Death by Chocolate—Oh, Never Mind
We had a whole “Death by Chocolate” thing we were ready to do until Ashton Kutcher totally spoiled the well with that dumb, dumb, duummb S.N.L. thing a few weeks back. We used to really like Ashton. He went from a role in a crummy sitcom to stardom without seeming to have real talent, then he stole Bruce Willis’s babe and made it all look effortless. But, you know, without any actual apparent talent beyond good looks.

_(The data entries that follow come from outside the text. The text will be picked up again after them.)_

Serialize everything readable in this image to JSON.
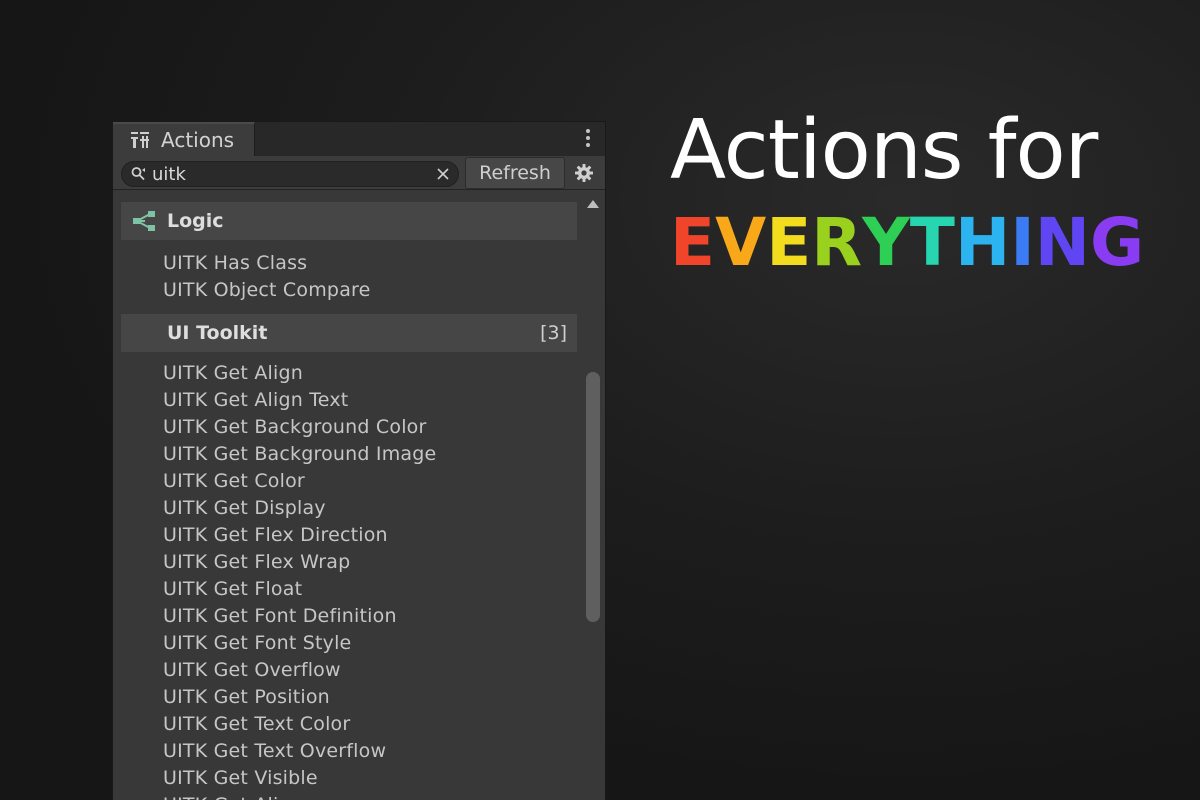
{
  "window": {
    "tab_label": "Actions",
    "tab_icon": "actions-icon",
    "menu_icon": "kebab-menu-icon"
  },
  "toolbar": {
    "search_value": "uitk",
    "search_icon": "search-icon",
    "clear_icon": "clear-icon",
    "refresh_label": "Refresh",
    "settings_icon": "gear-icon"
  },
  "categories": [
    {
      "label": "Logic",
      "icon": "logic-graph-icon",
      "count": "",
      "items": [
        "UITK Has Class",
        "UITK Object Compare"
      ]
    },
    {
      "label": "UI Toolkit",
      "icon": "",
      "count": "[3]",
      "items": [
        "UITK Get Align",
        "UITK Get Align Text",
        "UITK Get Background Color",
        "UITK Get Background Image",
        "UITK Get Color",
        "UITK Get Display",
        "UITK Get Flex Direction",
        "UITK Get Flex Wrap",
        "UITK Get Float",
        "UITK Get Font Definition",
        "UITK Get Font Style",
        "UITK Get Overflow",
        "UITK Get Position",
        "UITK Get Text Color",
        "UITK Get Text Overflow",
        "UITK Get Visible",
        "UITK Get Align"
      ]
    }
  ],
  "hero": {
    "title": "Actions for",
    "subtitle_letters": [
      "E",
      "V",
      "E",
      "R",
      "Y",
      "T",
      "H",
      "I",
      "N",
      "G"
    ],
    "subtitle_colors": [
      "#f0452b",
      "#f8a818",
      "#f2dc1d",
      "#9ad11e",
      "#2dcf55",
      "#27d6b1",
      "#2bb4f0",
      "#3b7cf5",
      "#6045f3",
      "#8a3cf2"
    ]
  },
  "colors": {
    "panel_bg": "#383838",
    "category_bg": "#464646",
    "logic_icon": "#7fc3a5",
    "text": "#c6c6c6"
  }
}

But now, between the cougar–poster-child gig and the WHOLLY INSCRUTABLE Nikon ad9, his stock is definitely falling around the D.M.T. compound. We even took his picture off the spinny plate in the microwave.

Candy at the High’s
We’re just gonna tie this up right here by acknowledging that, really, all of these misadventures in desserting, label-reading, and Death-By-ing at the Cheesecake Factory, etc., with which we have wasted our adult lives have been nothing more or less than a desperate, clawing attempt to get back to that garden of delights where we consumed Serious Candy for the first time: the High’s minimart in Clinton, Maryland. A short bike ride from our droopy lower-middle-class rental homes, the High’s was the place you could (wipe a tear) exchange glass Nehi bottles (which were a bitch to get there on a banana-seat bike, let us tell you) for cold hard change, and exchanging enough of them might get you within striking distance of a Charleston Chew (preferable because of its gargantuan size and extreme chewiness, ergo long-lasting satisfaction), some Pop Rocks (if you were feeling the burn) or—lovely of all lovelies—the $100,000 Bar, which, piled high with toasted rice and “nougat”10 and caramel AND chocolate, was just straight-up-your-nose hard-edge bliss in a red wrapper. Plus look at the name! 100,000 dollars! What’s not to love about that! Keep your flashy, trashy European whatevers; give us a dollar in nickels and a High’s and we are GOOD to go. And by the time we were old enough to drive they had invented Big Gulps and their generic sequelae, which of course was awesome (but also kind of a bitch in the car because, of course, there were no cup holders yet).

Well, campers, tempus fugit. Dessert is busted, Q.E.D., spike the mike, we’re out. Time to send the sherpas to Dean & DeLuca for takeout and a hearty gulping wine, as well as a gross of Charleston Chews (not the nasty chocolate ones, please) for old time’s sake. You, fair reader, have learned what we can teach you. Now go, please: Eat something. You’re making us nervous.